Chapter 7 : Kembali bertemu

400 47 7
                                    

"Mami gak kerja?"

Aliona hanya menggeleng sembari tersenyum ke arah Segara yang sudah duduk di kursi makan, tepat di sisi kanannya.

"Mami mau antar kamu ke rumah sakit." Ucapnya lembut. Tangannya sibuk memindahkan beberapa makanan ke piring Segara.

"Mam, nanti aku boleh bawa Lego gak?"

Aliona mengernyitkan dahi. "Untuk?"

"Segara mau kasih tunjuk ke om dokter kalau lego-nya sudah jadi." Ucapnya bersemangat.

Melihat semangat putranya justru membuat Aliona tiba-tiba merasa iba. Anak kecil itu benar-benar belum pernah mendapat kasih sayang laki-laki yang disebut ayah. Dia hanya tahu dia memiliki papi tetapi sudah di surga semenjak dia masih di dalam perut maminya.

Apa dia benar-benar merindukan sosok ayah?

Apa aku tidak cukup baik untuk menjadi ayah dan ibu dalam waktu bersamaan?

Pertanyaan-pertanyaan itu serta pertanyaan lain tiba-tiba berputar di kepala Aliona, membuatnya hanya bisa diam seraya memandang sang putra yang asyik dengan lego miliknya.

"Nyonya kenapa?"

Suara mba Surti seolah menarik kembali kesadaran Aliona. Aliona menggeleng sembari tersenyum tipis, paling tidak itu adalah cara jitu untuk mengatakan bahwa dia baik-baik saja.

Aliona beberapa kali menghela napasnya. Ingin sekali rasanya wanita itu marah, tapi sekali lagi dia tidak tahu harus menyalahkan siapa atas keadaan yang terjadi dalam hidupnya ini.

"Mba Surti, tolong temani Segara makan ya? Saya mau siap-siap dulu."

"Siap bu bos."

Aliona hanya tersenyum melihat sikap Surti, perempuan berstatus sama seperti Aliona dengan selisih usia 7 tahun lebih muda darinya.

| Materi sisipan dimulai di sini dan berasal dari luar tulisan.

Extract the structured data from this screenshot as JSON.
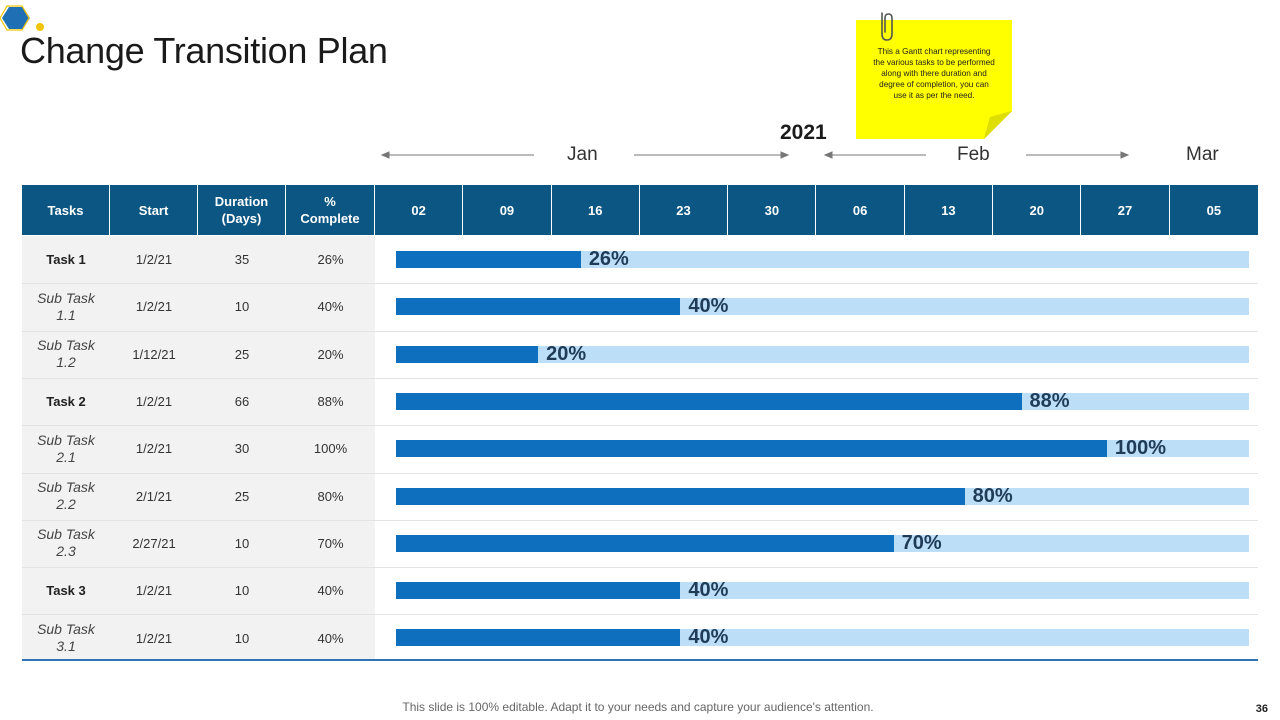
{
  "slide": {
    "title": "Change Transition Plan",
    "note": "This a Gantt chart representing the various tasks to be performed along with there duration and degree of completion, you can use it as per the need.",
    "year": "2021",
    "months": [
      "Jan",
      "Feb",
      "Mar"
    ],
    "footer": "This slide is 100% editable. Adapt it to your needs and capture your audience's attention.",
    "page_number": "36"
  },
  "table": {
    "headers": {
      "tasks": "Tasks",
      "start": "Start",
      "duration_line1": "Duration",
      "duration_line2": "(Days)",
      "complete_line1": "%",
      "complete_line2": "Complete"
    },
    "rows": [
      {
        "name_line1": "Task 1",
        "name_line2": "",
        "kind": "main",
        "start": "1/2/21",
        "duration": "35",
        "complete": "26%"
      },
      {
        "name_line1": "Sub Task",
        "name_line2": "1.1",
        "kind": "sub",
        "start": "1/2/21",
        "duration": "10",
        "complete": "40%"
      },
      {
        "name_line1": "Sub Task",
        "name_line2": "1.2",
        "kind": "sub",
        "start": "1/12/21",
        "duration": "25",
        "complete": "20%"
      },
      {
        "name_line1": "Task 2",
        "name_line2": "",
        "kind": "main",
        "start": "1/2/21",
        "duration": "66",
        "complete": "88%"
      },
      {
        "name_line1": "Sub Task",
        "name_line2": "2.1",
        "kind": "sub",
        "start": "1/2/21",
        "duration": "30",
        "complete": "100%"
      },
      {
        "name_line1": "Sub Task",
        "name_line2": "2.2",
        "kind": "sub",
        "start": "2/1/21",
        "duration": "25",
        "complete": "80%"
      },
      {
        "name_line1": "Sub Task",
        "name_line2": "2.3",
        "kind": "sub",
        "start": "2/27/21",
        "duration": "10",
        "complete": "70%"
      },
      {
        "name_line1": "Task 3",
        "name_line2": "",
        "kind": "main",
        "start": "1/2/21",
        "duration": "10",
        "complete": "40%"
      },
      {
        "name_line1": "Sub Task",
        "name_line2": "3.1",
        "kind": "sub",
        "start": "1/2/21",
        "duration": "10",
        "complete": "40%"
      }
    ]
  },
  "chart_data": {
    "type": "bar",
    "orientation": "horizontal",
    "title": "Change Transition Plan",
    "timeline_year": "2021",
    "timeline_months": [
      "Jan",
      "Feb",
      "Mar"
    ],
    "week_columns": [
      "02",
      "09",
      "16",
      "23",
      "30",
      "06",
      "13",
      "20",
      "27",
      "05"
    ],
    "categories": [
      "Task 1",
      "Sub Task 1.1",
      "Sub Task 1.2",
      "Task 2",
      "Sub Task 2.1",
      "Sub Task 2.2",
      "Sub Task 2.3",
      "Task 3",
      "Sub Task 3.1"
    ],
    "values": [
      26,
      40,
      20,
      88,
      100,
      80,
      70,
      40,
      40
    ],
    "value_labels": [
      "26%",
      "40%",
      "20%",
      "88%",
      "100%",
      "80%",
      "70%",
      "40%",
      "40%"
    ],
    "xlim": [
      0,
      120
    ],
    "unit": "%"
  },
  "colors": {
    "header_bg": "#0b5683",
    "bar_fill": "#0e6fbe",
    "bar_track": "#bcdff7",
    "sticky_note": "#ffff00",
    "logo_blue": "#1f6fb4",
    "logo_yellow": "#f2c400"
  }
}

Suaminya meninggal karena bencana tanah longsor setelah 3 bulan mereka menjadi suami istri. Dia belum memiliki anak, itulah alasannya memilih merantau. Lagipula dia tidak punya saudara, dia yatim piatu semenjak usia 20 tahun, itu juga yang membuat Aliona menerimanya sebagai pengasuh Segara.

"Mami..." Segara menahan tangan Aliona yang sudah berdiri dari kursinya.

"Legonya boleh ya dibawa ke rumah sakit?" Pintanya dengan tatapan memohon.

"Sayang, kan kapan hari om dokter sudah main kesini, kamu juga sudah kasih tunjuk kan legonya?" Tanyanya dengan nada selembut mungkin, berusaha untuk tidak merusak suasana hati Segara.

"Hari ini gak usah dibawa ya legonya? Biar di rumah aja, ya?" Lanjutnya.

Segara menggeleng. "Kata om dokter kalau ketemu lagi suruh bawa mi." Jelasnya sembari memeluk lego yang sedari tadi dia bawa.

Kali ini Aliona menyerah. Wanita itu memilih mengiyakan kemauan sang putra untuk membawa lego ke rumah sakit daripada harus berdebat dengan fotocopyan mendiang Segara sepagi ini.

"Ya sudah, mas Segara boleh bawa legonya. Sekarang kamu sarapan dulu, mami mau siap-siap."

Segara mengangguk, tersirat rasa bahagia yang jelas terpancar dari sorot mata Segara saat mendapat izin dari sang ibu untuk membawa mainan miliknya.

"Mami..." Panggilnya pelan sebelum Aliona menaiki anak tangga.

"Ya sayang?" Jawabnya singkat.

"Segara sayang mami." Ucapnya dengan tatapan berbinar, lengkap dengan senyuman yang mengembang sempurna sehingga menunjukkan berisan gigi susunya.

Mendengar ucapan sang putra, Aliona sempat terdiam sebelum beberapa saat kemudian tersenyum. Caranya mengatakan sayang benar-benar sama persis dengan mendiang papinya. Bahkan caranya menatap dan memperlakukan Aliona benar-benar gambaran sempurna dari sosok papinya.